The paratypes are similar to the holotype in both qualitative and quantitative characters (Table 3).

Etymology.

The specific name sandrae is in honour of Dr. Sandra J. McInnes (Cambridge, United Kingdom), who kindly improved the English of many of our papers.

Differential diagnosis.

Milnesium sandrae  sp. n. is compared with other species of the genus having six peribuccal lamellae, smooth cuticle (without pseudopores, reticulum, tubercles or gibbosities), and the [3-3]-[3-3] claw configuration. The new species differs from all these species, except Milnesium eurystomum  , by having a different value of the pt index of the stylet supports insertion point (58.0-60.5 in the new species, over 62 in the remaining taxa) and other characters, which are indicated in detail in the following comparisons.

Milnesium sandrae  sp. n. differs from Milnesium eurystomum  and Milnesium bohleberi  by having a cylindrical instead of a funnel-shaped buccal tube.

Milnesium sandrae  sp. n. differs from Milnesium brachyungue  by a higher buccal tube width pt index; a higher pt of both the primary and secondary claw lengths, and lower percent ratio values between the secondary claw and primary claw lengths (Tables 3 and 2, and Figs 3BC and 2B); this ratio difference is particularly marked for legs IV where the ratio values of 70.4-71.4 for Milnesium sandrae  sp. n. compare with 81 in Milnesium brachyungue  (Tables 2 and 3).

The new species differs from Milnesium asiaticum  by having a higher pt of the buccal tube width; a higher pt of the secondary claw lengths (particularly on the legs I–III), and a higher percent ratio between the secondary claw and primary claw lengths on all legs (Tables 2 and 3).

Milnesium sandrae  sp. n. differs from Milnesium antarcticum  by having a shorter buccal tube with respect to the body length; a higher pt index of the buccal tube width; higher pt of the insertion point of the stylet supports on the buccal tube (58.0-60.5 in Milnesium sandrae  sp. n., 70.0-73.7 in Milnesium antarcticum  according to Tumanov 2006); higher pt indices of the secondary claws, and higher values of the percent ratio between the secondary claw and primary claw lengths (Tables 3 and 4, Figs 3B, C and 2D).

The new species differs from Milnesium longiungue  by having accessory points; by having lower pt values of the primary claw, and by a higher percent ratio between the secondary claw and primary claw lengths on all legs (Tables 3 and 4).

The new species differs from Milnesium zsalakoae  in having accessory points and a higher percent ratio between the secondary claw and primary claw lengths on all legs. The difference is particularly marked in claws IV where the pt ratios are 70.4-71.4 in Milnesium sandrae  sp. n. and 47.2-48.6 in Milnesium zsalakoae  (see: Meyer and Hinton 2010).
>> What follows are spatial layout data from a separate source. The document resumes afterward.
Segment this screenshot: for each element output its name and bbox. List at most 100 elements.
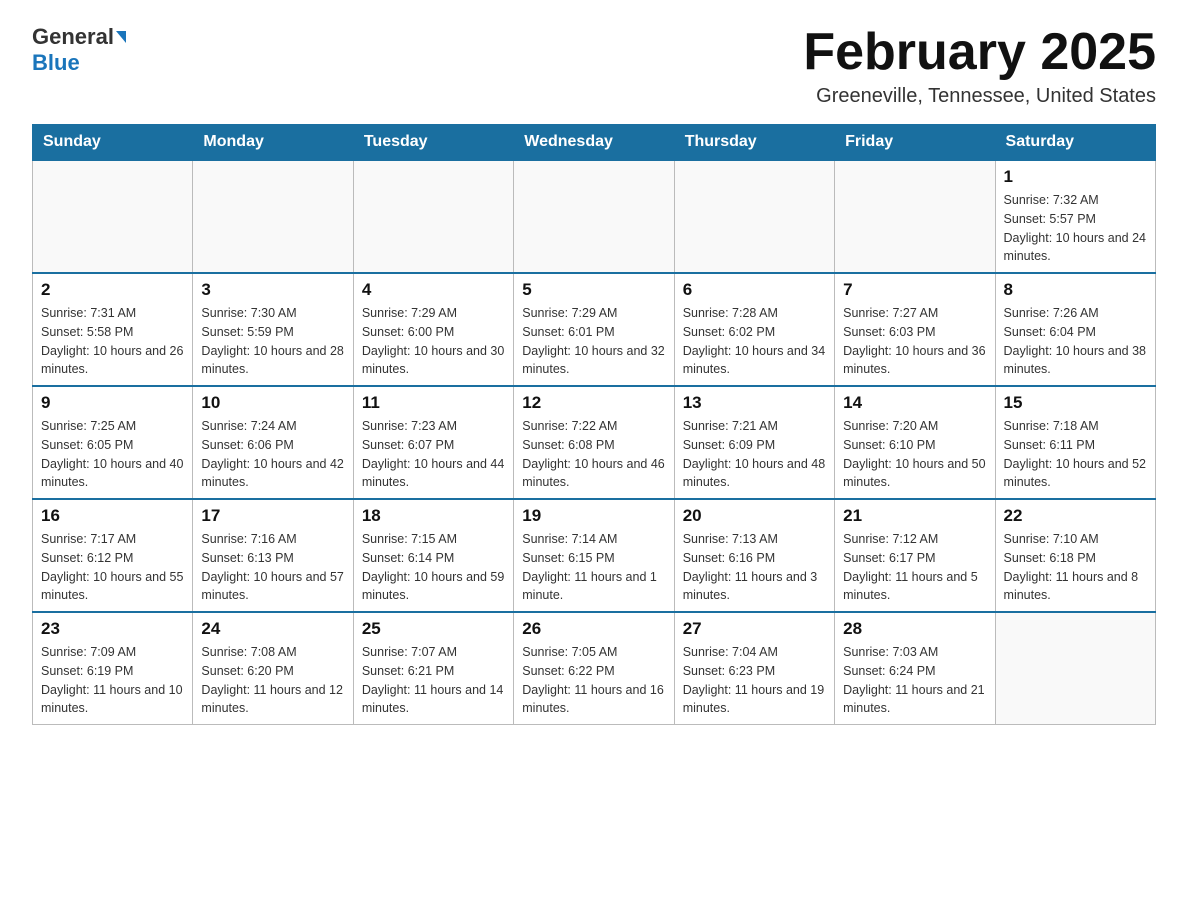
day-number: 15 xyxy=(1004,393,1147,413)
day-info: Sunrise: 7:26 AMSunset: 6:04 PMDaylight:… xyxy=(1004,304,1147,379)
logo-blue-text: Blue xyxy=(32,50,80,76)
page-header: General Blue February 2025 Greeneville, … xyxy=(32,24,1156,108)
day-number: 22 xyxy=(1004,506,1147,526)
day-number: 26 xyxy=(522,619,665,639)
calendar-cell: 1 Sunrise: 7:32 AMSunset: 5:57 PMDaylight… xyxy=(995,160,1155,273)
month-title: February 2025 xyxy=(803,24,1156,81)
calendar-cell: 25 Sunrise: 7:07 AMSunset: 6:21 PMDayligh… xyxy=(353,612,513,725)
weekday-header-monday: Monday xyxy=(193,125,353,161)
calendar-cell: 12 Sunrise: 7:22 AMSunset: 6:08 PMDayligh… xyxy=(514,386,674,499)
day-info: Sunrise: 7:25 AMSunset: 6:05 PMDaylight:… xyxy=(41,417,184,492)
calendar-cell: 21 Sunrise: 7:12 AMSunset: 6:17 PMDayligh… xyxy=(835,499,995,612)
day-info: Sunrise: 7:08 AMSunset: 6:20 PMDaylight:… xyxy=(201,643,344,718)
day-info: Sunrise: 7:10 AMSunset: 6:18 PMDaylight:… xyxy=(1004,530,1147,605)
day-info: Sunrise: 7:04 AMSunset: 6:23 PMDaylight:… xyxy=(683,643,826,718)
day-info: Sunrise: 7:17 AMSunset: 6:12 PMDaylight:… xyxy=(41,530,184,605)
day-number: 11 xyxy=(362,393,505,413)
calendar-cell: 20 Sunrise: 7:13 AMSunset: 6:16 PMDayligh… xyxy=(674,499,834,612)
day-number: 7 xyxy=(843,280,986,300)
weekday-header-thursday: Thursday xyxy=(674,125,834,161)
calendar-cell: 16 Sunrise: 7:17 AMSunset: 6:12 PMDayligh… xyxy=(33,499,193,612)
calendar-cell: 9 Sunrise: 7:25 AMSunset: 6:05 PMDaylight… xyxy=(33,386,193,499)
week-row-2: 2 Sunrise: 7:31 AMSunset: 5:58 PMDaylight… xyxy=(33,273,1156,386)
calendar-cell xyxy=(674,160,834,273)
calendar-cell: 8Sunrise: 7:26 AMSunset: 6:04 PMDaylight… xyxy=(995,273,1155,386)
day-number: 17 xyxy=(201,506,344,526)
calendar-cell: 15 Sunrise: 7:18 AMSunset: 6:11 PMDayligh… xyxy=(995,386,1155,499)
day-info: Sunrise: 7:21 AMSunset: 6:09 PMDaylight:… xyxy=(683,417,826,492)
calendar-cell: 10 Sunrise: 7:24 AMSunset: 6:06 PMDayligh… xyxy=(193,386,353,499)
calendar-cell xyxy=(353,160,513,273)
calendar-cell: 28 Sunrise: 7:03 AMSunset: 6:24 PMDayligh… xyxy=(835,612,995,725)
logo: General Blue xyxy=(32,24,128,76)
calendar-cell: 23Sunrise: 7:09 AMSunset: 6:19 PMDayligh… xyxy=(33,612,193,725)
weekday-header-friday: Friday xyxy=(835,125,995,161)
day-number: 9 xyxy=(41,393,184,413)
calendar-cell: 3 Sunrise: 7:30 AMSunset: 5:59 PMDaylight… xyxy=(193,273,353,386)
day-number: 3 xyxy=(201,280,344,300)
day-number: 19 xyxy=(522,506,665,526)
calendar-cell xyxy=(995,612,1155,725)
day-info: Sunrise: 7:12 AMSunset: 6:17 PMDaylight:… xyxy=(843,530,986,605)
logo-arrow-icon xyxy=(116,31,126,43)
day-number: 24 xyxy=(201,619,344,639)
day-number: 6 xyxy=(683,280,826,300)
week-row-1: 1 Sunrise: 7:32 AMSunset: 5:57 PMDaylight… xyxy=(33,160,1156,273)
day-info: Sunrise: 7:13 AMSunset: 6:16 PMDaylight:… xyxy=(683,530,826,605)
day-info: Sunrise: 7:05 AMSunset: 6:22 PMDaylight:… xyxy=(522,643,665,718)
calendar-cell: 7 Sunrise: 7:27 AMSunset: 6:03 PMDaylight… xyxy=(835,273,995,386)
calendar-cell: 24 Sunrise: 7:08 AMSunset: 6:20 PMDayligh… xyxy=(193,612,353,725)
day-info: Sunrise: 7:03 AMSunset: 6:24 PMDaylight:… xyxy=(843,643,986,718)
day-info: Sunrise: 7:24 AMSunset: 6:06 PMDaylight:… xyxy=(201,417,344,492)
day-info: Sunrise: 7:31 AMSunset: 5:58 PMDaylight:… xyxy=(41,304,184,379)
day-number: 20 xyxy=(683,506,826,526)
calendar-cell: 19Sunrise: 7:14 AMSunset: 6:15 PMDayligh… xyxy=(514,499,674,612)
day-number: 5 xyxy=(522,280,665,300)
weekday-header-tuesday: Tuesday xyxy=(353,125,513,161)
calendar-cell: 4 Sunrise: 7:29 AMSunset: 6:00 PMDaylight… xyxy=(353,273,513,386)
day-number: 10 xyxy=(201,393,344,413)
calendar-cell xyxy=(33,160,193,273)
day-number: 28 xyxy=(843,619,986,639)
weekday-header-saturday: Saturday xyxy=(995,125,1155,161)
calendar-cell: 26 Sunrise: 7:05 AMSunset: 6:22 PMDayligh… xyxy=(514,612,674,725)
weekday-header-sunday: Sunday xyxy=(33,125,193,161)
day-number: 21 xyxy=(843,506,986,526)
day-info: Sunrise: 7:23 AMSunset: 6:07 PMDaylight:… xyxy=(362,417,505,492)
day-number: 12 xyxy=(522,393,665,413)
calendar-cell: 22 Sunrise: 7:10 AMSunset: 6:18 PMDayligh… xyxy=(995,499,1155,612)
calendar-cell: 2 Sunrise: 7:31 AMSunset: 5:58 PMDaylight… xyxy=(33,273,193,386)
day-info: Sunrise: 7:16 AMSunset: 6:13 PMDaylight:… xyxy=(201,530,344,605)
day-info: Sunrise: 7:29 AMSunset: 6:01 PMDaylight:… xyxy=(522,304,665,379)
weekday-header-wednesday: Wednesday xyxy=(514,125,674,161)
day-info: Sunrise: 7:20 AMSunset: 6:10 PMDaylight:… xyxy=(843,417,986,492)
day-info: Sunrise: 7:18 AMSunset: 6:11 PMDaylight:… xyxy=(1004,417,1147,492)
week-row-3: 9 Sunrise: 7:25 AMSunset: 6:05 PMDaylight… xyxy=(33,386,1156,499)
day-info: Sunrise: 7:28 AMSunset: 6:02 PMDaylight:… xyxy=(683,304,826,379)
day-number: 2 xyxy=(41,280,184,300)
calendar-header-row: SundayMondayTuesdayWednesdayThursdayFrid… xyxy=(33,125,1156,161)
location: Greeneville, Tennessee, United States xyxy=(803,85,1156,108)
day-number: 14 xyxy=(843,393,986,413)
day-info: Sunrise: 7:30 AMSunset: 5:59 PMDaylight:… xyxy=(201,304,344,379)
day-info: Sunrise: 7:29 AMSunset: 6:00 PMDaylight:… xyxy=(362,304,505,379)
day-number: 16 xyxy=(41,506,184,526)
calendar-cell: 14 Sunrise: 7:20 AMSunset: 6:10 PMDayligh… xyxy=(835,386,995,499)
calendar-cell: 5 Sunrise: 7:29 AMSunset: 6:01 PMDaylight… xyxy=(514,273,674,386)
day-number: 4 xyxy=(362,280,505,300)
calendar-cell: 18 Sunrise: 7:15 AMSunset: 6:14 PMDayligh… xyxy=(353,499,513,612)
calendar-cell xyxy=(514,160,674,273)
day-info: Sunrise: 7:15 AMSunset: 6:14 PMDaylight:… xyxy=(362,530,505,605)
day-number: 18 xyxy=(362,506,505,526)
day-info: Sunrise: 7:07 AMSunset: 6:21 PMDaylight:… xyxy=(362,643,505,718)
week-row-4: 16 Sunrise: 7:17 AMSunset: 6:12 PMDayligh… xyxy=(33,499,1156,612)
day-number: 27 xyxy=(683,619,826,639)
day-number: 13 xyxy=(683,393,826,413)
calendar-cell: 17 Sunrise: 7:16 AMSunset: 6:13 PMDayligh… xyxy=(193,499,353,612)
day-info: Sunrise: 7:32 AMSunset: 5:57 PMDaylight:… xyxy=(1004,191,1147,266)
day-info: Sunrise: 7:27 AMSunset: 6:03 PMDaylight:… xyxy=(843,304,986,379)
logo-general-text: General xyxy=(32,24,114,50)
day-info: Sunrise: 7:22 AMSunset: 6:08 PMDaylight:… xyxy=(522,417,665,492)
day-number: 1 xyxy=(1004,167,1147,187)
day-number: 25 xyxy=(362,619,505,639)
Milnesium sandrae  sp. n. differs from Milnesium barbadosense  by higher pt of the secondary claw lengths and by higher values of the percent ratio between the secondary claw and the primary claw lengths on legs I–III (Tables 3 and 4).

Milnesium sandrae  sp. n. differs from Milnesium minutum  by having a larger body size; shorter buccal tube with respect to the body length; a higher pt of the secondary claw lengths and higher values of the percent ratio between the secondary claw and primary claw lengths. This difference is less marked in legs IV (Tables 1 and 3; Figs 1 and 3).